I wonder what number we're one now...

Aug 07, 2006 18:01

This is mostly for my own benefit, and it's mostly a placeholder sort of things...



Ah, summer holidays. A perfect time to sit back, relax, and wonder why on earth you’d been wishing for the holiday to begin with. Hot, blistering sun, tremendous thunderstorms that knock the electricity out thirty seconds before they announce who’s getting voted off of ‘So You Think You Can Dance’. And at some point, you reach the point where you’ve atrophied into a great blob of a person, full of popsicles and barbeque, and you actually start wishing for the year to being properly again so that you can actually have something to do. And then you notice it’s Thursday, so you might as well write a column so that when your editor gets back from being on holiday himself, he, for once, won’t be leaving threatening messages on your telephone machine or piles of flaming dung in a brown bag by your front door. For once, I’m getting something done not only on time but early. It’s uncanny. I’m not sure I recommend it.
But anyway. Summer holiday! I hope everyone is enjoying himself or herself, and that he or she has done a better job keeping active and busy than I have. I have not done any of the stereotypical Summer Activities- I’ve not gone anywhere exotic (unless you count New Jersey, which perhaps you should; it’s terrifying), I’ve not seen any great film blockbusters (although I’ve heard many Americans discussing a film that will be out later this month called ‘Snakes on a Plane’, which I feel speaks for itself), and I’ve not managed to eat my own weight in ice cream. Yet.

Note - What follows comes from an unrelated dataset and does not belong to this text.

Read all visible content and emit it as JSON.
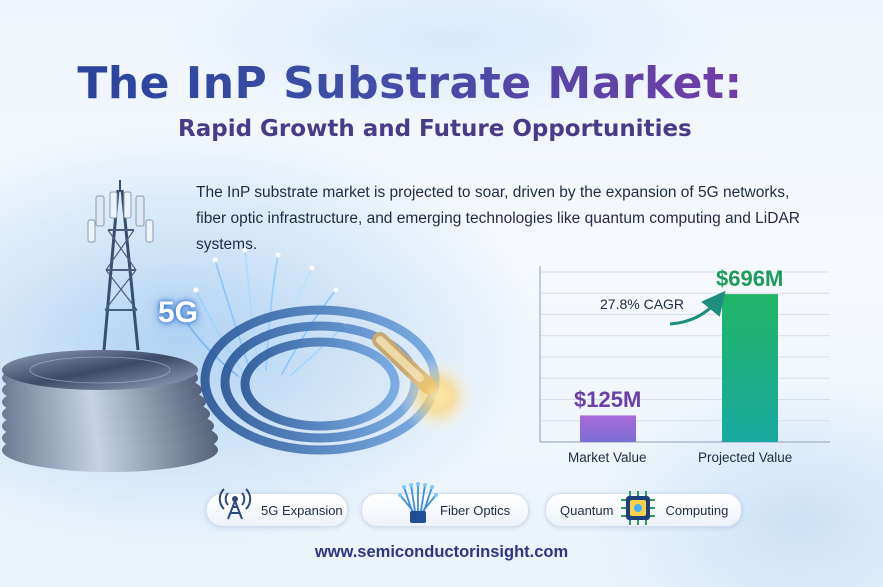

I have, however, been to the seaside. Every time I go to the seaside I am surprised by a few things that, at this point, should no longer surprise me. First of all, I am always, always, surprised by sand. It gets absolutely everywhere, doesn’t it? And there’s really nothing anybody can do about it, apart from surrendering to the inevitability of resembling a cutlet.
And then there’s the whole problem of walking in the sand. Whenever I go to the seaside, I seem to be the only person who is incapable of walking properly. The other blokes I go with are skipping about with ease, miles ahead of me down the shoreline, while I, plodding along, sink further in with each step. Can one’s feet be too large for basic maneuverability in the sand?

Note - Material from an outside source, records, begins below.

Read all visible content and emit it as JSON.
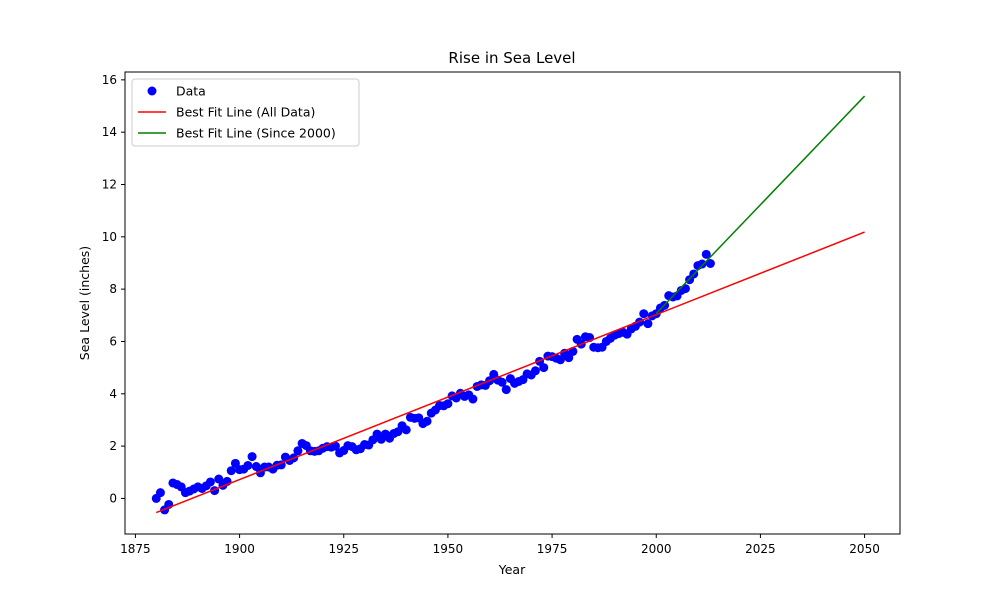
{
  "chart_data": {
    "type": "scatter",
    "title": "Rise in Sea Level",
    "xlabel": "Year",
    "ylabel": "Sea Level (inches)",
    "xlim": [
      1872.5,
      2058.5
    ],
    "ylim": [
      -1.36,
      16.3
    ],
    "xticks": [
      1875,
      1900,
      1925,
      1950,
      1975,
      2000,
      2025,
      2050
    ],
    "yticks": [
      0,
      2,
      4,
      6,
      8,
      10,
      12,
      14,
      16
    ],
    "grid": false,
    "legend_position": "upper-left",
    "colors": {
      "data": "#0000ff",
      "fit_all": "#ff0000",
      "fit_recent": "#008000"
    },
    "series": [
      {
        "name": "Data",
        "kind": "scatter",
        "color": "#0000ff",
        "points": [
          [
            1880,
            0.0
          ],
          [
            1881,
            0.22
          ],
          [
            1882,
            -0.44
          ],
          [
            1883,
            -0.23
          ],
          [
            1884,
            0.59
          ],
          [
            1885,
            0.53
          ],
          [
            1886,
            0.44
          ],
          [
            1887,
            0.22
          ],
          [
            1888,
            0.28
          ],
          [
            1889,
            0.36
          ],
          [
            1890,
            0.44
          ],
          [
            1891,
            0.38
          ],
          [
            1892,
            0.48
          ],
          [
            1893,
            0.63
          ],
          [
            1894,
            0.3
          ],
          [
            1895,
            0.74
          ],
          [
            1896,
            0.5
          ],
          [
            1897,
            0.65
          ],
          [
            1898,
            1.06
          ],
          [
            1899,
            1.34
          ],
          [
            1900,
            1.1
          ],
          [
            1901,
            1.12
          ],
          [
            1902,
            1.26
          ],
          [
            1903,
            1.6
          ],
          [
            1904,
            1.22
          ],
          [
            1905,
            0.98
          ],
          [
            1906,
            1.2
          ],
          [
            1907,
            1.2
          ],
          [
            1908,
            1.12
          ],
          [
            1909,
            1.27
          ],
          [
            1910,
            1.28
          ],
          [
            1911,
            1.58
          ],
          [
            1912,
            1.45
          ],
          [
            1913,
            1.55
          ],
          [
            1914,
            1.82
          ],
          [
            1915,
            2.1
          ],
          [
            1916,
            2.02
          ],
          [
            1917,
            1.82
          ],
          [
            1918,
            1.8
          ],
          [
            1919,
            1.82
          ],
          [
            1920,
            1.92
          ],
          [
            1921,
            1.98
          ],
          [
            1922,
            1.96
          ],
          [
            1923,
            2.0
          ],
          [
            1924,
            1.74
          ],
          [
            1925,
            1.83
          ],
          [
            1926,
            2.02
          ],
          [
            1927,
            1.98
          ],
          [
            1928,
            1.86
          ],
          [
            1929,
            1.9
          ],
          [
            1930,
            2.06
          ],
          [
            1931,
            2.04
          ],
          [
            1932,
            2.24
          ],
          [
            1933,
            2.46
          ],
          [
            1934,
            2.26
          ],
          [
            1935,
            2.46
          ],
          [
            1936,
            2.3
          ],
          [
            1937,
            2.48
          ],
          [
            1938,
            2.55
          ],
          [
            1939,
            2.78
          ],
          [
            1940,
            2.62
          ],
          [
            1941,
            3.1
          ],
          [
            1942,
            3.06
          ],
          [
            1943,
            3.08
          ],
          [
            1944,
            2.86
          ],
          [
            1945,
            2.95
          ],
          [
            1946,
            3.26
          ],
          [
            1947,
            3.38
          ],
          [
            1948,
            3.55
          ],
          [
            1949,
            3.54
          ],
          [
            1950,
            3.62
          ],
          [
            1951,
            3.92
          ],
          [
            1952,
            3.84
          ],
          [
            1953,
            4.02
          ],
          [
            1954,
            3.9
          ],
          [
            1955,
            3.96
          ],
          [
            1956,
            3.8
          ],
          [
            1957,
            4.28
          ],
          [
            1958,
            4.34
          ],
          [
            1959,
            4.32
          ],
          [
            1960,
            4.5
          ],
          [
            1961,
            4.74
          ],
          [
            1962,
            4.52
          ],
          [
            1963,
            4.44
          ],
          [
            1964,
            4.16
          ],
          [
            1965,
            4.58
          ],
          [
            1966,
            4.4
          ],
          [
            1967,
            4.47
          ],
          [
            1968,
            4.54
          ],
          [
            1969,
            4.76
          ],
          [
            1970,
            4.72
          ],
          [
            1971,
            4.88
          ],
          [
            1972,
            5.24
          ],
          [
            1973,
            5.0
          ],
          [
            1974,
            5.44
          ],
          [
            1975,
            5.42
          ],
          [
            1976,
            5.36
          ],
          [
            1977,
            5.3
          ],
          [
            1978,
            5.55
          ],
          [
            1979,
            5.38
          ],
          [
            1980,
            5.62
          ],
          [
            1981,
            6.08
          ],
          [
            1982,
            5.9
          ],
          [
            1983,
            6.18
          ],
          [
            1984,
            6.15
          ],
          [
            1985,
            5.78
          ],
          [
            1986,
            5.76
          ],
          [
            1987,
            5.78
          ],
          [
            1988,
            6.0
          ],
          [
            1989,
            6.12
          ],
          [
            1990,
            6.24
          ],
          [
            1991,
            6.3
          ],
          [
            1992,
            6.35
          ],
          [
            1993,
            6.28
          ],
          [
            1994,
            6.48
          ],
          [
            1995,
            6.58
          ],
          [
            1996,
            6.74
          ],
          [
            1997,
            7.06
          ],
          [
            1998,
            6.68
          ],
          [
            1999,
            6.98
          ],
          [
            2000,
            7.06
          ],
          [
            2001,
            7.28
          ],
          [
            2002,
            7.38
          ],
          [
            2003,
            7.75
          ],
          [
            2004,
            7.7
          ],
          [
            2005,
            7.74
          ],
          [
            2006,
            7.95
          ],
          [
            2007,
            8.02
          ],
          [
            2008,
            8.36
          ],
          [
            2009,
            8.58
          ],
          [
            2010,
            8.9
          ],
          [
            2011,
            8.96
          ],
          [
            2012,
            9.33
          ],
          [
            2013,
            8.98
          ]
        ]
      },
      {
        "name": "Best Fit Line (All Data)",
        "kind": "line",
        "color": "#ff0000",
        "x": [
          1880,
          2050
        ],
        "y": [
          -0.54,
          10.18
        ]
      },
      {
        "name": "Best Fit Line (Since 2000)",
        "kind": "line",
        "color": "#008000",
        "x": [
          2000,
          2050
        ],
        "y": [
          7.07,
          15.38
        ]
      }
    ]
  }
}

I also always seem to forget how salty the ocean is. This is seemingly ridiculous (it’s the ocean, who forgets that it’s salty?), but when one doesn’t visit the seaside often, one forget the vast amount of salt in the water, salt that always ends up in every orifice of the human body, causing one to splutter unpleasantly. I realize that this makes me seem like a bit of an old fart, but who’s to say I’m not, in fact, an old fart?

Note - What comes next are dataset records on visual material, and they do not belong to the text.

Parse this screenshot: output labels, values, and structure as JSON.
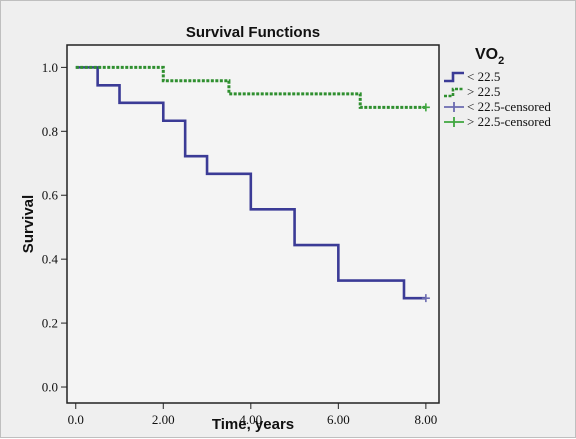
{
  "chart_data": {
    "type": "line",
    "title": "Survival Functions",
    "xlabel": "Time, years",
    "ylabel": "Survival",
    "xlim": [
      -0.2,
      8.3
    ],
    "ylim": [
      -0.05,
      1.07
    ],
    "x_ticks": [
      0,
      2,
      4,
      6,
      8
    ],
    "x_tick_labels": [
      "0.0",
      "2.00",
      "4.00",
      "6.00",
      "8.00"
    ],
    "y_ticks": [
      0,
      0.2,
      0.4,
      0.6,
      0.8,
      1.0
    ],
    "y_tick_labels": [
      "0.0",
      "0.2",
      "0.4",
      "0.6",
      "0.8",
      "1.0"
    ],
    "grid": false,
    "legend": {
      "title_main": "VO",
      "title_sub": "2",
      "placement": "right",
      "entries": [
        "< 22.5",
        "> 22.5",
        "< 22.5-censored",
        "> 22.5-censored"
      ]
    },
    "series": [
      {
        "name": "< 22.5",
        "color": "#3b3b96",
        "step": true,
        "x": [
          0,
          0.5,
          1.0,
          2.0,
          2.5,
          3.0,
          4.0,
          5.0,
          6.0,
          7.5,
          8.0
        ],
        "y": [
          1.0,
          0.944,
          0.889,
          0.833,
          0.722,
          0.667,
          0.556,
          0.444,
          0.333,
          0.278,
          0.278
        ]
      },
      {
        "name": "> 22.5",
        "color": "#2f8f2f",
        "dashed": true,
        "step": true,
        "x": [
          0,
          2.0,
          3.5,
          6.5,
          8.0
        ],
        "y": [
          1.0,
          0.958,
          0.917,
          0.875,
          0.875
        ]
      }
    ],
    "censored": [
      {
        "series": "< 22.5-censored",
        "color": "#6b6bb0",
        "x": [
          8.0
        ],
        "y": [
          0.278
        ]
      },
      {
        "series": "> 22.5-censored",
        "color": "#3fa63f",
        "x": [
          8.0
        ],
        "y": [
          0.875
        ]
      }
    ]
  }
}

Hmm. It seems that I’ve gone off a bit on summer holiday, haven’t I? In all honesty, it’s not as unpleasant as I’ve made it out to be. (Well, apart from New Jersey.) The seaside is particularly lovely in the evenings, as the sunset paints the clouds a light shade of pink, and when a cool breeze dances up the coastline. And where would young romantics be without their trademark warm, summer evenings? Summers are golden, and we should all enjoy getting the opportunity to kick back with a gin and tonic and listen to the cicadas and the crickets chirp, without the usual burdens of the year bearing down on us.
And with that said, I’m returning to my usual habit of procrastination.